ジャケットの裾、ジーンズでよく使われていますね。
2枚の生地の両端を巻込んで、細かく縫うのです。
結構技術と根気がいる縫い方です。
慣れないうちは、手縫いなら、待ち針で布を止め手から縫う、また、ミシンで縫う場合は、しつけ糸で仮縫いしてから縫う方が安心ですね。
その他の縫い方②:星止め
可愛らしい名前ですが、パッチワークでよく使われています。
縫い目が全く表に出ない、あるいは、出ていても、わずかしか表に出ていないことから、この名がついています。
奥まつりの1つの種類ですね。
布の裏から針を刺し、引き抜いたら、刺した所より少し後ろに戻って、次の目の所に針を出し、引き抜き、また少し戻って張りを刺し、と言う作業を繰り返します。

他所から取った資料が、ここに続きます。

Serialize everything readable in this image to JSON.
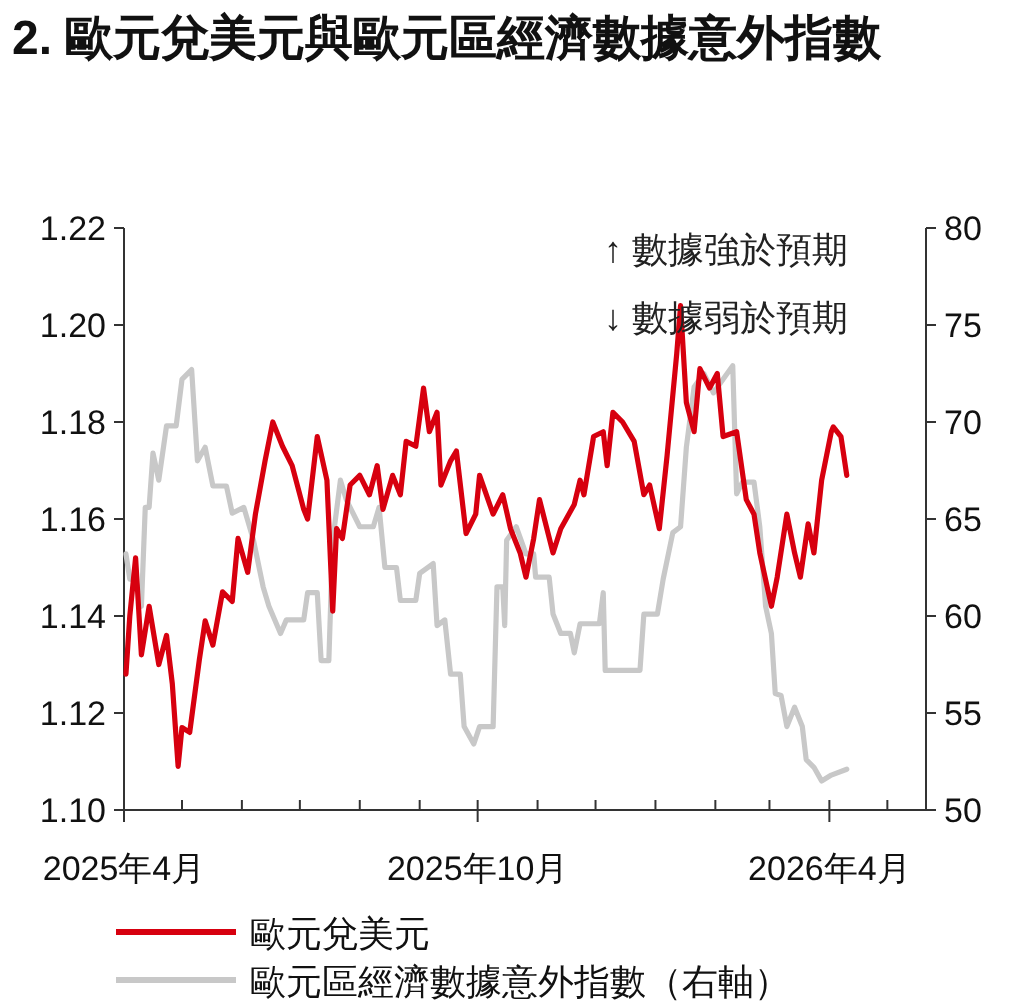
{
  "chart_data": {
    "type": "line",
    "title": "2. 歐元兌美元與歐元區經濟數據意外指數",
    "annotations": [
      "↑ 數據強於預期",
      "↓ 數據弱於預期"
    ],
    "xlim": [
      "2025-04-01",
      "2026-05-21"
    ],
    "xticks": [
      {
        "value": "2025-04",
        "label": "2025年4月"
      },
      {
        "value": "2025-05",
        "label": null
      },
      {
        "value": "2025-06",
        "label": null
      },
      {
        "value": "2025-07",
        "label": null
      },
      {
        "value": "2025-08",
        "label": null
      },
      {
        "value": "2025-09",
        "label": null
      },
      {
        "value": "2025-10",
        "label": "2025年10月"
      },
      {
        "value": "2025-11",
        "label": null
      },
      {
        "value": "2025-12",
        "label": null
      },
      {
        "value": "2026-01",
        "label": null
      },
      {
        "value": "2026-02",
        "label": null
      },
      {
        "value": "2026-03",
        "label": null
      },
      {
        "value": "2026-04",
        "label": "2026年4月"
      },
      {
        "value": "2026-05",
        "label": null
      }
    ],
    "ylim": [
      1.1,
      1.22
    ],
    "yticks": [
      {
        "value": 1.1,
        "label": "1.10"
      },
      1.12,
      1.14,
      1.16,
      1.18,
      {
        "value": 1.2,
        "label": "1.20"
      },
      1.22
    ],
    "y2lim": [
      50,
      80
    ],
    "y2ticks": [
      50,
      55,
      60,
      65,
      70,
      75,
      80
    ],
    "legend": "bottom",
    "series": [
      {
        "name": "歐元兌美元",
        "color": "#d7000f",
        "axis": "y",
        "x": [
          "2025-04-02",
          "2025-04-04",
          "2025-04-07",
          "2025-04-10",
          "2025-04-14",
          "2025-04-19",
          "2025-04-23",
          "2025-04-26",
          "2025-04-29",
          "2025-05-01",
          "2025-05-05",
          "2025-05-10",
          "2025-05-13",
          "2025-05-17",
          "2025-05-22",
          "2025-05-27",
          "2025-05-30",
          "2025-06-04",
          "2025-06-08",
          "2025-06-13",
          "2025-06-17",
          "2025-06-22",
          "2025-06-27",
          "2025-07-03",
          "2025-07-05",
          "2025-07-10",
          "2025-07-15",
          "2025-07-18",
          "2025-07-20",
          "2025-07-23",
          "2025-07-27",
          "2025-08-01",
          "2025-08-06",
          "2025-08-10",
          "2025-08-13",
          "2025-08-18",
          "2025-08-22",
          "2025-08-25",
          "2025-08-30",
          "2025-09-03",
          "2025-09-06",
          "2025-09-10",
          "2025-09-12",
          "2025-09-17",
          "2025-09-20",
          "2025-09-25",
          "2025-09-30",
          "2025-10-02",
          "2025-10-09",
          "2025-10-14",
          "2025-10-18",
          "2025-10-23",
          "2025-10-26",
          "2025-10-30",
          "2025-11-02",
          "2025-11-09",
          "2025-11-13",
          "2025-11-20",
          "2025-11-23",
          "2025-11-25",
          "2025-11-30",
          "2025-12-05",
          "2025-12-07",
          "2025-12-10",
          "2025-12-15",
          "2025-12-21",
          "2025-12-26",
          "2025-12-29",
          "2026-01-03",
          "2026-01-07",
          "2026-01-12",
          "2026-01-14",
          "2026-01-17",
          "2026-01-21",
          "2026-01-24",
          "2026-01-29",
          "2026-02-02",
          "2026-02-05",
          "2026-02-12",
          "2026-02-17",
          "2026-02-21",
          "2026-02-24",
          "2026-03-02",
          "2026-03-05",
          "2026-03-10",
          "2026-03-14",
          "2026-03-17",
          "2026-03-21",
          "2026-03-24",
          "2026-03-28",
          "2026-04-02",
          "2026-04-03",
          "2026-04-07",
          "2026-04-10"
        ],
        "values": [
          1.128,
          1.14,
          1.152,
          1.132,
          1.142,
          1.13,
          1.136,
          1.126,
          1.109,
          1.117,
          1.116,
          1.131,
          1.139,
          1.134,
          1.145,
          1.143,
          1.156,
          1.149,
          1.161,
          1.172,
          1.18,
          1.175,
          1.171,
          1.162,
          1.16,
          1.177,
          1.168,
          1.141,
          1.158,
          1.156,
          1.167,
          1.169,
          1.165,
          1.171,
          1.162,
          1.169,
          1.165,
          1.176,
          1.175,
          1.187,
          1.178,
          1.182,
          1.167,
          1.172,
          1.174,
          1.157,
          1.161,
          1.169,
          1.161,
          1.165,
          1.158,
          1.153,
          1.148,
          1.156,
          1.164,
          1.153,
          1.158,
          1.163,
          1.168,
          1.165,
          1.177,
          1.178,
          1.171,
          1.182,
          1.18,
          1.176,
          1.165,
          1.167,
          1.158,
          1.173,
          1.194,
          1.204,
          1.184,
          1.178,
          1.191,
          1.187,
          1.19,
          1.177,
          1.178,
          1.164,
          1.161,
          1.153,
          1.142,
          1.148,
          1.161,
          1.153,
          1.148,
          1.159,
          1.153,
          1.168,
          1.178,
          1.179,
          1.177,
          1.169
        ]
      },
      {
        "name": "歐元區經濟數據意外指數（右軸）",
        "color": "#c8c8c8",
        "axis": "y2",
        "x": [
          "2025-04-02",
          "2025-04-04",
          "2025-04-07",
          "2025-04-10",
          "2025-04-12",
          "2025-04-14",
          "2025-04-16",
          "2025-04-19",
          "2025-04-23",
          "2025-04-28",
          "2025-05-01",
          "2025-05-06",
          "2025-05-09",
          "2025-05-13",
          "2025-05-17",
          "2025-05-24",
          "2025-05-27",
          "2025-06-02",
          "2025-06-07",
          "2025-06-12",
          "2025-06-15",
          "2025-06-21",
          "2025-06-24",
          "2025-07-03",
          "2025-07-05",
          "2025-07-10",
          "2025-07-12",
          "2025-07-16",
          "2025-07-18",
          "2025-07-22",
          "2025-07-25",
          "2025-08-01",
          "2025-08-08",
          "2025-08-11",
          "2025-08-14",
          "2025-08-20",
          "2025-08-22",
          "2025-08-30",
          "2025-09-01",
          "2025-09-08",
          "2025-09-10",
          "2025-09-14",
          "2025-09-17",
          "2025-09-22",
          "2025-09-24",
          "2025-09-29",
          "2025-10-02",
          "2025-10-09",
          "2025-10-11",
          "2025-10-14",
          "2025-10-15",
          "2025-10-16",
          "2025-10-21",
          "2025-10-26",
          "2025-10-30",
          "2025-10-31",
          "2025-11-07",
          "2025-11-09",
          "2025-11-13",
          "2025-11-18",
          "2025-11-20",
          "2025-11-23",
          "2025-12-03",
          "2025-12-05",
          "2025-12-06",
          "2025-12-24",
          "2025-12-26",
          "2026-01-02",
          "2026-01-05",
          "2026-01-10",
          "2026-01-14",
          "2026-01-17",
          "2026-01-21",
          "2026-01-26",
          "2026-01-31",
          "2026-02-05",
          "2026-02-10",
          "2026-02-12",
          "2026-02-15",
          "2026-02-21",
          "2026-02-24",
          "2026-02-27",
          "2026-03-02",
          "2026-03-04",
          "2026-03-07",
          "2026-03-10",
          "2026-03-14",
          "2026-03-18",
          "2026-03-20",
          "2026-03-24",
          "2026-03-28",
          "2026-04-02",
          "2026-04-10"
        ],
        "values": [
          63.2,
          61.9,
          61.9,
          60.5,
          65.6,
          65.6,
          68.4,
          67.0,
          69.8,
          69.8,
          72.2,
          72.7,
          68.0,
          68.7,
          66.7,
          66.7,
          65.3,
          65.6,
          63.9,
          61.5,
          60.5,
          59.1,
          59.8,
          59.8,
          61.2,
          61.2,
          57.7,
          57.7,
          63.9,
          67.0,
          66.0,
          64.6,
          64.6,
          65.6,
          62.5,
          62.5,
          60.8,
          60.8,
          62.2,
          62.7,
          59.5,
          59.8,
          57.0,
          57.0,
          54.3,
          53.4,
          54.3,
          54.3,
          61.5,
          61.5,
          59.5,
          63.9,
          64.6,
          63.2,
          63.2,
          62.0,
          62.0,
          60.1,
          59.1,
          59.1,
          58.1,
          59.6,
          59.6,
          61.2,
          57.2,
          57.2,
          60.1,
          60.1,
          61.9,
          64.3,
          64.6,
          68.7,
          71.8,
          72.5,
          71.5,
          72.2,
          72.9,
          66.3,
          66.9,
          66.9,
          64.6,
          60.5,
          59.1,
          56.0,
          55.9,
          54.3,
          55.3,
          54.3,
          52.6,
          52.2,
          51.5,
          51.8,
          52.1
        ]
      }
    ]
  }
}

パッチワークの他、ファスナーを付けるのにも使えますよ。
手縫いに必要な道具
手縫いに必要な道具を紹介しましょう。
- 縫い針
- まち針
- 糸
- ピンクッション
- はさみ(布用、糸用)
- 裁縫箱
針、糸は何種類か用意しましょう。
はさみも、刃がダメになってしまいますから、事務用のはさみではなく、糸用、布用と用途別に専用のものを用意しましょう。
裁縫箱は必ず、用意して下さい。
1つの箱にまとめておくと便利、というだけでなく、針など、裁縫道具は細かくて無くしやすく、また、危険なものが多いですから、安全に保管、管理する事はとても大切です。
裁縫箱は、特別な物でなく、空いたお菓子の缶などでも良いですよ。
様々な縫い方が載っている手芸本
色んな種類の縫い方を掲載している本を紹介しましょう。
洋裁について、家庭で役立つ基本的なことを一通り紹介している本です。
縫い方に関しても、普通の手縫いだけでなく、ミシンや刺繍にいたるまで、実に幅広い種類を掲載していますよ。
裁縫箱と一緒に置いておきたい1冊です。
手のぬくもりを大切に
機械化が進み、便利になっても、人間の手作業に頼る部分はいつまでもありますよね。
裁縫もそうです、家庭で補修する程度なら、機械を使うほどでもないことが殆どでもあります。
自分の手で縫うと、また、愛着が湧きます。
色んな種類の縫い方をマスターして、手のぬくもりを大切に、受け継ぎたいですね。